Here, the tension lies in balancing the operational need for CSIS to be able to query and exploit information against the privacy imperative.

Rather than prescribe hard standards for datasets, C-59 opts for a system of in-advance oversight. The Intelligence Commissioner is charged with approving the classes of Canadian datasets that may be initially collected, and the Federal Court authorizes any retention of actual datasets.

While I am wary of the idea of datasets, I cannot dispute the rationale for it, and can find no fault with the system of checks and balances.

The second CSIS Act change relates to revisions to CSIS’s threat reduction powers, introduced in C-51 in 2015. These provisions were rightly controversial. For our part, Kent Roach and I did not dispute the idea of threat reduction. But we worried CSIS threat reduction done as a continuation of our awkward, siloed police and intelligence operations runs the risk of derailing later criminal investigations and prosecutions. This would be tragic from a security perspective.

From a rights perspective, C-51 lacked nuance. It opened the door to a violation of any Charter right, subject to an unappealable, secret Federal Court warrant. The regime was radical and, in my view, almost certainly unconstitutional. It was, therefore, unworkable, whatever the strength of the policy objectives that propelled it.

C-59 places the system on a more credible constitutional foundation. It ratchets tighter the outer limit on CSIS threat reduction powers.
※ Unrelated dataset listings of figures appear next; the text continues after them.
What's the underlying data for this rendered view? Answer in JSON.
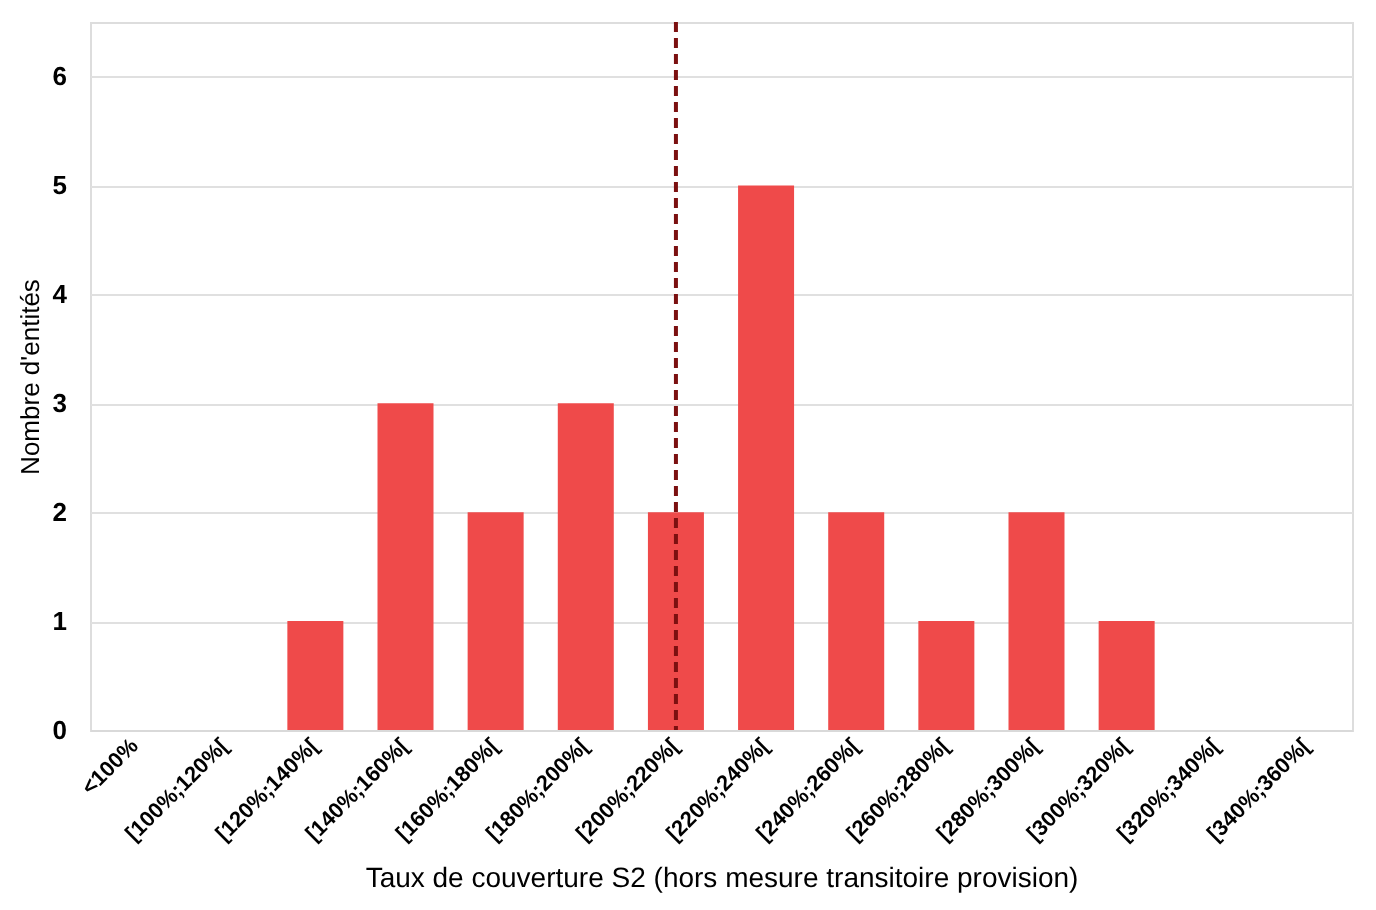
{
  "chart_data": {
    "type": "bar",
    "xlabel": "Taux de couverture S2 (hors mesure transitoire provision)",
    "ylabel": "Nombre d'entités",
    "categories": [
      "<100%",
      "[100%;120%[",
      "[120%;140%[",
      "[140%;160%[",
      "[160%;180%[",
      "[180%;200%[",
      "[200%;220%[",
      "[220%;240%[",
      "[240%;260%[",
      "[260%;280%[",
      "[280%;300%[",
      "[300%;320%[",
      "[320%;340%[",
      "[340%;360%["
    ],
    "values": [
      0,
      0,
      1,
      3,
      2,
      3,
      2,
      5,
      2,
      1,
      2,
      1,
      0,
      0
    ],
    "color": "#ef4a4a",
    "ylim": [
      0,
      6.5
    ],
    "yticks": [
      0,
      1,
      2,
      3,
      4,
      5,
      6
    ],
    "grid": "y",
    "ref_lines": [
      {
        "axis": "x",
        "value": "[200%;220%[",
        "color": "#7b1010",
        "line_style": "dashed"
      }
    ]
  }
}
By barring detention – a power I sincerely doubt the service ever wished – it eliminates concerns about the many Charter violations for which detention is a necessary predicate.

And by legislating a closed list of activities that can be done when a warrant is sought, Parliament tells us what Charter interests are plausibly in play: essentially, free speech and mobility rights.

I believe that if threat reduction is to be retained, this new system reasonably reconciles policy and constitutional issues.

Last, the C-59 CSIS Act changes create new immunities for CSIS officers and sources engaged in intelligence functions who may violate law during those activities.

The breadth of Canada’s terrorism offences make is certain that a confidential source or undercover officer will commit a terrorism offence simply by participating with the terror group that they infiltrate. An immunity is necessary. The issue is whether there are sufficient checks and balances guarding against abuse of this immunity. Again, I think C-59 does a good job in festooning the immunity provisions with such checks.

I will end, though, with a caution. Our conventional manner of siloed police and CSIS parallel investigations lags best practices in other jurisdictions, which employ more blended investigations. As the Air India bombing inquiry observed, we struggle with what is known as intelligence-to-evidence.

The government is working on this matter. We should be conscious, however, that what CSIS does in its investigations, whether in terms of immunized criminal conduct or authorized threat reduction, could derail prosecutions if not done with a close eye to down-stream impacts.

This issue might usefully be a topic of inquiry for the new security and intelligence committee of parliamentarians.

Thank you for your attention and I look forward to any questions.